The Journey In Words
When I started this project, I faced the challenge of analyzing thousands of Amazon product reviews to understand customer sentiment. I needed a solution that could accurately classify reviews as positive, neutral, or negative while handling the nuances of customer feedback. Here's how I tackled it.

Starting with Raw Data
I began with three distinct Amazon review datasets, which were then merged and cleaned.
PART 1: Data Pre-processing
I began by cleaning and combining these datasets, standardizing columns, and removing duplicates to create a reliable master dataset.
# Load datasets safely
file1_data = safe_read_csv('1429_1.csv')
# ... (rest of pre-processing code) ...
# Save cleaned dataset
combined_data.to_csv('combined_reviews_cleaned.csv', index=False)
print("Dataset successfully cleaned and saved.")
After further cleanup of missing values and removing unnecessary columns, I had a reliable dataset of 7,253 rows, ready for analysis.
PART 2: Sentiment Analysis with RoBERTa
To accurately analyze sentiment, I chose RoBERTa for its strong performance. I mapped the 5-star ratings to sentiment categories (Positive, Neutral, Negative) and addressed class imbalance by oversampling the minority classes.
Results & Key Achievements
The model's performance exceeded expectations, achieving 98.6% overall accuracy. The F1-scores were balanced across all classes, showing efficient and effective training.
Classification Report: precision recall f1-score support Negative 0.99 1.00 0.99 1307 Neutral 0.97 1.00 0.98 1358 Positive 1.00 0.96 0.98 1330
PART 3: Zero-Shot Classification with DeBERTa-V3
Next, to categorize products into market segments without pre-labeled data, I used zero-shot classification with the DeBERTa-v3-large model. I defined six target categories, including "Entertainment and Immersion" and "Creative and Productivity Tools."

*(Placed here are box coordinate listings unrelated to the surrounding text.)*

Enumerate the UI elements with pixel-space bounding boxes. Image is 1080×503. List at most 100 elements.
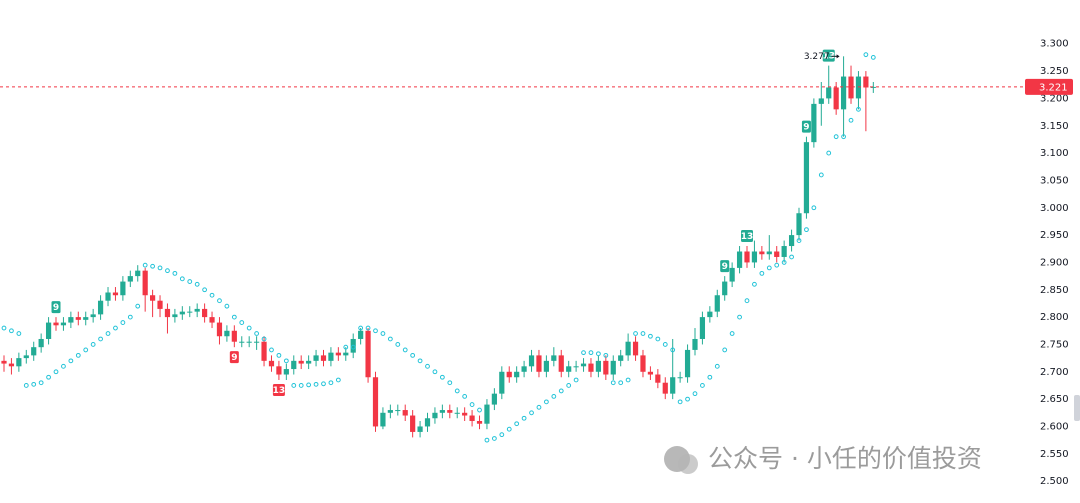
candle-body bbox=[224, 330, 230, 337]
candle-body bbox=[276, 366, 282, 375]
candle-body bbox=[625, 341, 631, 356]
y-tick-label: 2.900 bbox=[1040, 257, 1069, 268]
sar-dot bbox=[804, 227, 809, 233]
candle-body bbox=[380, 412, 386, 427]
sar-dot bbox=[692, 391, 698, 397]
sar-dot bbox=[298, 383, 304, 388]
sar-dot bbox=[870, 55, 876, 60]
sar-dot bbox=[781, 260, 787, 265]
candle-body bbox=[632, 341, 639, 356]
candle-body bbox=[387, 410, 393, 413]
candle-body bbox=[38, 338, 44, 348]
sar-dot bbox=[187, 279, 193, 284]
candle-body bbox=[551, 355, 557, 361]
sar-dot bbox=[521, 415, 527, 421]
candle-body bbox=[618, 355, 624, 361]
candle-body bbox=[31, 347, 37, 356]
sar-dot bbox=[202, 287, 208, 293]
td-badge bbox=[741, 230, 753, 243]
sar-dot bbox=[737, 314, 742, 320]
td-badge bbox=[720, 260, 730, 273]
candle-body bbox=[521, 366, 527, 372]
sar-dot bbox=[566, 383, 572, 388]
candle-body bbox=[714, 295, 720, 312]
sar-dot bbox=[625, 377, 631, 383]
y-tick-label: 3.000 bbox=[1040, 203, 1069, 214]
candle-body bbox=[202, 308, 208, 318]
sar-dot bbox=[335, 377, 341, 383]
sar-dot bbox=[484, 437, 490, 443]
candle-body bbox=[580, 363, 587, 367]
sar-dot bbox=[469, 402, 475, 407]
candle-body bbox=[16, 358, 22, 367]
sar-dot bbox=[454, 388, 460, 394]
sar-dot bbox=[313, 381, 319, 387]
wechat-icon bbox=[678, 454, 698, 474]
candle-body bbox=[372, 377, 379, 427]
candle-body bbox=[194, 308, 200, 312]
td-label: 13 bbox=[741, 232, 754, 242]
candle-body bbox=[283, 369, 289, 375]
sar-dot bbox=[848, 117, 854, 123]
candle-body bbox=[209, 317, 215, 323]
candle-body bbox=[811, 103, 817, 143]
sar-dot bbox=[640, 331, 646, 336]
sar-dot bbox=[105, 331, 111, 336]
candle-body bbox=[254, 341, 260, 343]
candle-body bbox=[499, 371, 505, 394]
candle-body bbox=[536, 355, 542, 372]
td-label: 13 bbox=[822, 52, 835, 62]
candle-body bbox=[818, 98, 824, 104]
sar-dot bbox=[98, 336, 103, 342]
sar-dot bbox=[729, 331, 735, 336]
sar-dot bbox=[633, 331, 638, 336]
sar-dot bbox=[75, 352, 81, 358]
candle-body bbox=[803, 142, 810, 214]
sar-dot bbox=[38, 380, 44, 386]
sar-dot bbox=[343, 344, 349, 350]
scrollbar[interactable] bbox=[1074, 395, 1080, 421]
sar-dot bbox=[766, 265, 772, 271]
candle-body bbox=[722, 281, 728, 296]
sar-dot bbox=[417, 358, 423, 364]
sar-dot bbox=[529, 410, 534, 416]
sar-dot bbox=[209, 292, 215, 298]
sar-dot bbox=[165, 268, 170, 274]
candle-body bbox=[514, 371, 520, 378]
high-arrowhead bbox=[836, 54, 840, 59]
sar-dot bbox=[425, 363, 430, 369]
sar-dot bbox=[744, 298, 750, 304]
candle-body bbox=[343, 352, 349, 356]
sar-dot bbox=[856, 106, 861, 112]
sar-dot bbox=[722, 347, 728, 353]
y-tick-label: 3.100 bbox=[1040, 148, 1069, 159]
sar-dot bbox=[83, 347, 89, 353]
sar-dot bbox=[714, 363, 720, 369]
candle-body bbox=[647, 371, 654, 375]
candle-body bbox=[774, 251, 780, 257]
sar-dot bbox=[276, 352, 282, 358]
sar-dot bbox=[31, 381, 37, 387]
last-price-box bbox=[1025, 78, 1073, 95]
sar-dot bbox=[231, 314, 237, 320]
candle-body bbox=[268, 360, 275, 367]
y-tick-label: 3.300 bbox=[1040, 39, 1069, 50]
sar-dot bbox=[655, 336, 661, 342]
y-tick-label: 2.700 bbox=[1040, 367, 1069, 378]
candle-body bbox=[328, 352, 334, 361]
sar-dot bbox=[291, 383, 297, 388]
sar-dot bbox=[127, 314, 133, 320]
sar-dot bbox=[217, 298, 222, 304]
sar-dot bbox=[543, 399, 549, 405]
candle-body bbox=[23, 355, 29, 359]
y-tick-label: 3.250 bbox=[1040, 66, 1069, 77]
candle-body bbox=[127, 276, 133, 282]
sar-dot bbox=[246, 325, 252, 331]
candle-body bbox=[306, 360, 312, 364]
sar-dot bbox=[135, 303, 141, 309]
sar-dot bbox=[491, 436, 497, 441]
sar-dot bbox=[581, 350, 586, 356]
candle-body bbox=[410, 415, 416, 432]
sar-dot bbox=[120, 320, 126, 325]
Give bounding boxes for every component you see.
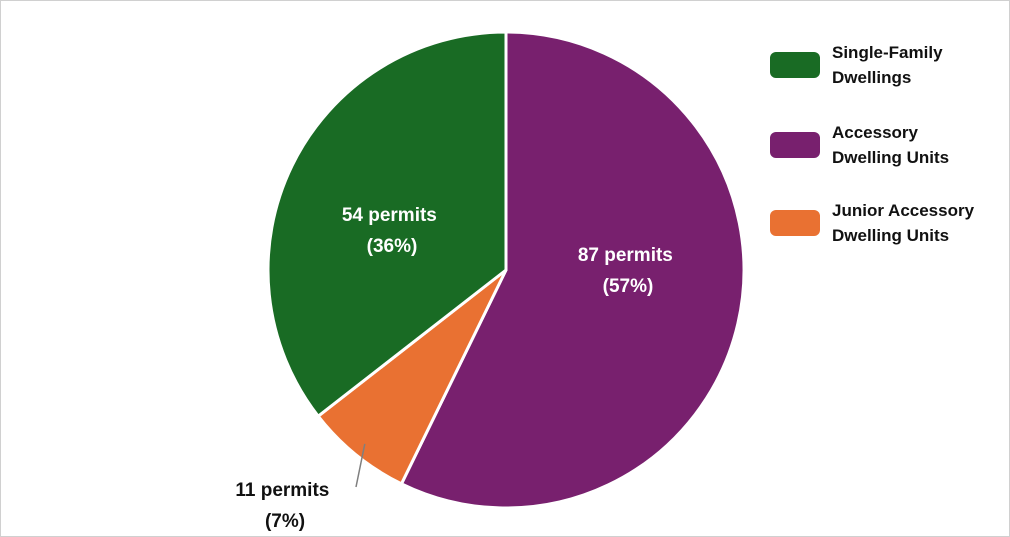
slice-labels: 87 permits (57%) 54 permits (36%) 11 per…	[235, 205, 678, 532]
slice-label-jadu: 11 permits (7%)	[235, 480, 334, 532]
legend-label-single-family: Single-Family Dwellings	[832, 40, 1008, 90]
legend-label-adu-line1: Accessory	[832, 123, 919, 142]
slice-label-jadu-leader-line	[355, 443, 366, 488]
pie-slice-single-family	[266, 30, 508, 418]
legend-item-single-family: Single-Family Dwellings	[770, 40, 1006, 90]
slice-label-adu: 87 permits (57%)	[578, 245, 678, 297]
legend-label-jadu: Junior Accessory Dwelling Units	[832, 198, 1008, 248]
slice-label-adu-line1: 87 permits	[578, 245, 673, 266]
legend-label-single-family-line2: Dwellings	[832, 68, 912, 87]
pie-slice-jadu	[316, 268, 508, 486]
pie-slices	[266, 30, 746, 510]
slice-label-sfd-line2: (36%)	[367, 236, 418, 257]
legend-item-jadu: Junior Accessory Dwelling Units	[770, 198, 1006, 248]
legend-label-adu: Accessory Dwelling Units	[832, 120, 1008, 170]
legend-label-jadu-line2: Dwelling Units	[832, 226, 950, 245]
legend-label-adu-line2: Dwelling Units	[832, 148, 950, 167]
slice-label-adu-line2: (57%)	[603, 276, 654, 297]
legend-swatch-single-family	[770, 52, 820, 78]
slice-label-jadu-line2: (7%)	[265, 511, 305, 532]
slice-label-sfd: 54 permits (36%)	[342, 205, 442, 257]
legend-item-adu: Accessory Dwelling Units	[770, 120, 1006, 170]
slice-label-jadu-line1: 11 permits	[235, 480, 329, 501]
slice-label-sfd-line1: 54 permits	[342, 205, 437, 226]
legend-swatch-jadu	[770, 210, 820, 236]
legend-swatch-adu	[770, 132, 820, 158]
legend-label-single-family-line1: Single-Family	[832, 43, 943, 62]
legend-label-jadu-line1: Junior Accessory	[832, 201, 975, 220]
pie-slice-adu	[399, 30, 746, 510]
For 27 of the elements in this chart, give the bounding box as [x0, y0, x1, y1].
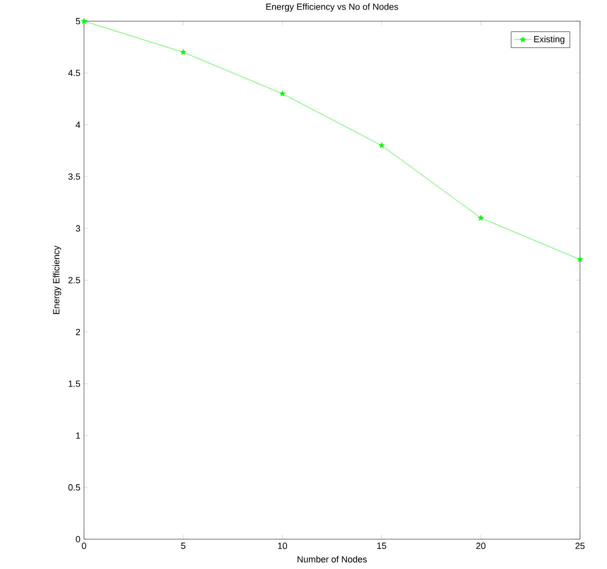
- y-tick-label: 3: [76, 225, 80, 232]
- y-tick-label: 0: [76, 536, 80, 542]
- y-tick-label: 4.5: [68, 70, 80, 76]
- chart-title: Energy Efficiency vs No of Nodes: [266, 3, 398, 12]
- point: [378, 142, 385, 148]
- x-axis-title: Number of Nodes: [298, 556, 367, 562]
- legend-label: Existing: [534, 36, 564, 44]
- point: [478, 214, 484, 221]
- y-tick-label: 1: [76, 432, 80, 439]
- x-tick-label: 5: [181, 542, 186, 549]
- y-axis-title: Energy Efficiency: [52, 246, 62, 314]
- y-tick-label: 5: [76, 18, 80, 24]
- y-tick-label: 1.5: [68, 380, 80, 387]
- point: [576, 256, 584, 262]
- y-tick-label: 2: [76, 328, 80, 336]
- y-tick-label: 4: [76, 122, 80, 128]
- x-tick-label: 0: [82, 542, 86, 549]
- point: [80, 18, 88, 24]
- y-tick-label: 3.5: [68, 173, 80, 180]
- point: [180, 48, 186, 55]
- x-tick-label: 15: [377, 542, 386, 549]
- point: [279, 90, 286, 96]
- y-tick-label: 2.5: [68, 276, 80, 284]
- y-tick-label: 0.5: [68, 484, 80, 490]
- x-tick-label: 25: [575, 542, 585, 549]
- x-tick-label: 10: [278, 542, 288, 549]
- x-tick-label: 20: [476, 542, 486, 549]
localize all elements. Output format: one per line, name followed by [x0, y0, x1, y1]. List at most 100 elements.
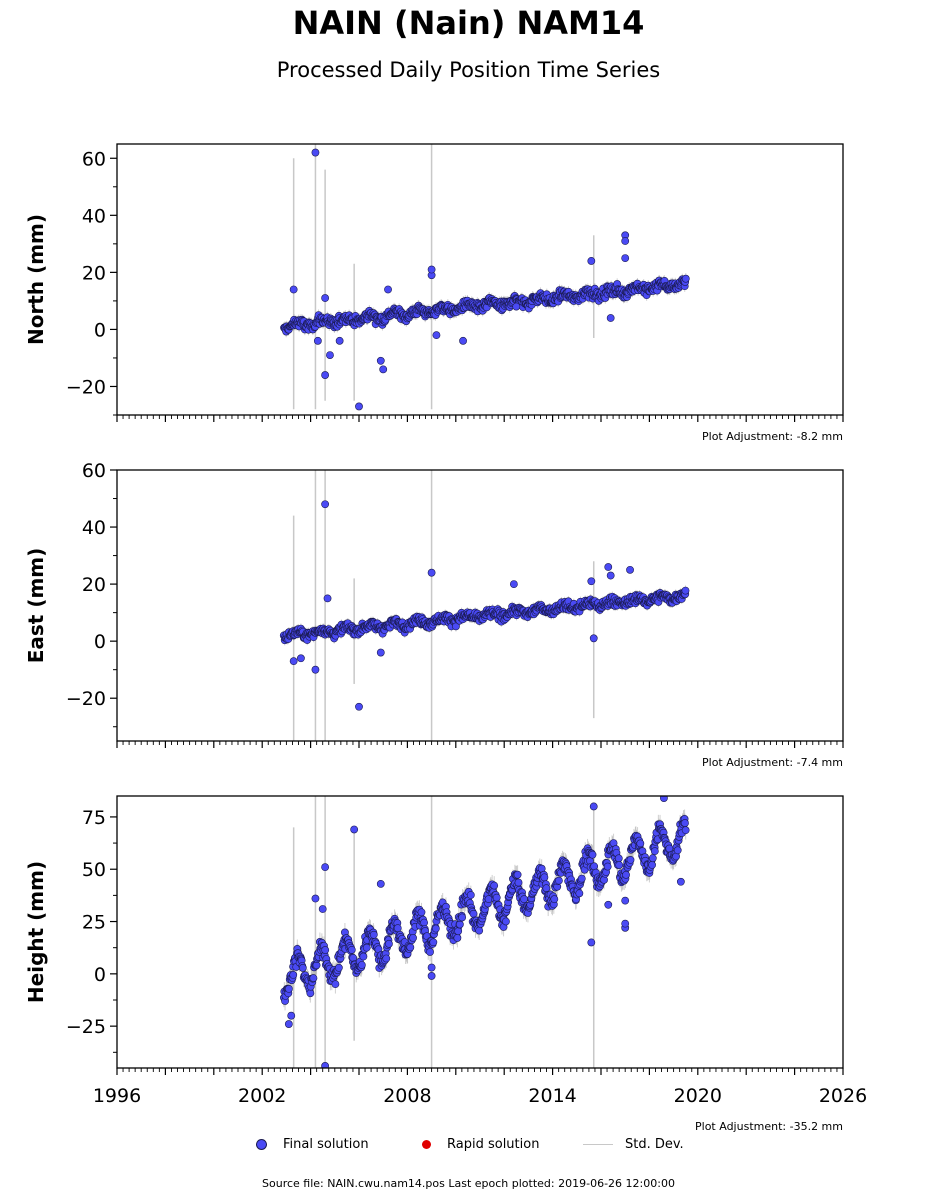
- legend-rapid-label: Rapid solution: [447, 1137, 540, 1152]
- final-solution-point: [660, 796, 668, 802]
- final-solution-point: [475, 926, 484, 935]
- final-solution-point: [636, 839, 645, 848]
- x-tick-label: 2008: [383, 1085, 431, 1107]
- x-tick-label: 2020: [674, 1085, 722, 1107]
- final-solution-point: [385, 939, 393, 948]
- final-solution-point: [347, 945, 356, 954]
- final-solution-point: [376, 879, 385, 888]
- y-axis-label: East (mm): [24, 548, 48, 664]
- final-solution-point: [604, 900, 613, 909]
- final-solution-point: [384, 285, 392, 294]
- final-solution-point: [309, 974, 318, 982]
- plot-area: [279, 796, 690, 1068]
- final-solution-point: [362, 943, 371, 952]
- final-solution-point: [681, 819, 689, 827]
- final-solution-point: [622, 870, 630, 879]
- final-solution-point: [650, 847, 659, 856]
- final-solution-point: [334, 963, 343, 972]
- final-solution-point: [676, 877, 685, 886]
- final-solution-point: [466, 891, 475, 899]
- y-tick-label: −25: [66, 1016, 106, 1038]
- final-solution-point: [311, 665, 320, 674]
- final-solution-point: [587, 938, 596, 947]
- panel-3: −25 0 25 50 75 1996 2002 2008 2014 2020 2026 Height…: [24, 795, 867, 1133]
- final-solution-point: [382, 954, 391, 963]
- final-solution-point: [681, 586, 690, 595]
- plot-frame: [116, 143, 844, 416]
- final-solution-point: [306, 989, 315, 998]
- final-solution-point: [589, 634, 598, 643]
- final-solution-point: [426, 948, 434, 956]
- final-solution-point: [540, 873, 549, 882]
- final-solution-point: [318, 905, 327, 913]
- legend: Final solution Rapid solution Std. Dev.: [0, 1137, 937, 1157]
- y-tick-label: 60: [82, 148, 106, 170]
- legend-final-label: Final solution: [283, 1137, 369, 1152]
- final-solution-point: [289, 285, 298, 294]
- final-solution-point: [621, 919, 630, 928]
- final-solution-point: [321, 1062, 330, 1068]
- final-solution-point: [311, 148, 320, 157]
- final-solution-point: [376, 356, 385, 365]
- final-solution-point: [379, 365, 388, 374]
- final-solution-point: [492, 893, 501, 902]
- final-solution-point: [420, 918, 429, 927]
- final-solution-point: [313, 336, 322, 345]
- final-solution-point: [429, 938, 438, 947]
- y-tick-label: 50: [82, 859, 106, 881]
- final-solution-point: [459, 336, 467, 345]
- plot-adjustment-note: Plot Adjustment: -35.2 mm: [695, 1120, 843, 1133]
- final-solution-point: [542, 884, 551, 893]
- final-solution-point: [520, 895, 528, 904]
- panel-2: −20 0 20 40 60 East (mm) Plot Adjustment: -7.4…: [24, 460, 844, 769]
- final-solution-point: [512, 302, 521, 311]
- final-solution-point: [297, 654, 305, 663]
- plot-adjustment-note: Plot Adjustment: -8.2 mm: [702, 430, 843, 443]
- final-solution-point: [427, 265, 436, 274]
- final-solution-point: [393, 924, 402, 933]
- final-solution-point: [454, 927, 463, 936]
- y-tick-label: −20: [66, 376, 106, 398]
- y-tick-label: 40: [82, 205, 106, 227]
- final-solution-point: [427, 963, 436, 972]
- x-tick-label: 2002: [238, 1085, 286, 1107]
- final-solution-point: [349, 954, 358, 962]
- final-solution-point: [626, 855, 635, 864]
- final-solution-point: [359, 952, 368, 961]
- final-solution-point: [648, 854, 657, 863]
- final-solution-point: [513, 870, 522, 879]
- final-solution-point: [577, 874, 586, 883]
- final-solution-point: [458, 913, 467, 922]
- x-tick-label: 2014: [528, 1085, 576, 1107]
- final-solution-point: [326, 351, 334, 359]
- final-solution-point: [604, 563, 613, 571]
- final-solution-point: [369, 930, 378, 939]
- y-tick-label: 25: [82, 912, 106, 934]
- final-solution-point: [514, 878, 523, 887]
- y-tick-label: 0: [94, 964, 106, 986]
- final-solution-point: [606, 314, 615, 322]
- final-solution-point: [284, 1020, 293, 1028]
- y-axis-label: North (mm): [24, 214, 48, 345]
- y-tick-label: 20: [82, 262, 106, 284]
- plot-area: [279, 470, 690, 741]
- y-tick-label: 20: [82, 574, 106, 596]
- final-solution-point: [331, 980, 340, 989]
- final-solution-point: [575, 889, 584, 898]
- final-solution-point: [432, 331, 441, 340]
- y-axis-label: Height (mm): [24, 861, 48, 1003]
- final-solution-point: [321, 946, 330, 954]
- final-solution-point: [453, 934, 462, 942]
- final-solution-point: [289, 971, 298, 979]
- final-solution-marker-icon: [256, 1139, 267, 1150]
- y-tick-label: 60: [82, 460, 106, 482]
- final-solution-point: [321, 294, 330, 302]
- final-solution-point: [681, 826, 690, 835]
- final-solution-point: [587, 577, 596, 586]
- final-solution-point: [431, 924, 440, 933]
- final-solution-point: [621, 237, 630, 245]
- final-solution-point: [289, 657, 298, 666]
- final-solution-point: [311, 894, 320, 903]
- final-solution-point: [409, 934, 417, 942]
- final-solution-point: [285, 984, 293, 993]
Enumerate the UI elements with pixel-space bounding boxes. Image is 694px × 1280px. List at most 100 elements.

PART 4: Statistical Validation
To ensure our findings were not due to random chance, I applied Chi-Square testing. This validated that certain words were truly characteristic of specific product categories, with over 10,744 terms showing statistical significance (p < 0.05).

Most Significant Terms (p < 0.001)
- Creative & Productivity Tools: "tablet" (χ² = 89,481), "great" (χ² = 88,951)
- Health & Wellness: "kindle" (χ² = 749), "duracell" (χ² = 683)
These results provide clear insights. For example, the strong association of "tablet" with "Creative Tools" suggests marketing strategies should center on this device. The surprising appearance of "kindle" in "Health & Wellness" suggests customers associate reading with their wellness routines—a potential marketing angle.
Conclusion & Technical Notes
This project successfully demonstrated how to turn raw customer feedback into actionable business intelligence, combining advanced NLP models with robust statistical validation. The high accuracy and clear category differentiation provide a confident foundation for strategic recommendations.
- Implementation: Python with Transformers, Pandas, Scikit-learn
- Models: RoBERTa & DeBERTa-v3-large
- Hardware: GPU-enabled environment (Google Colab)
- Overall Accuracy: 98.6%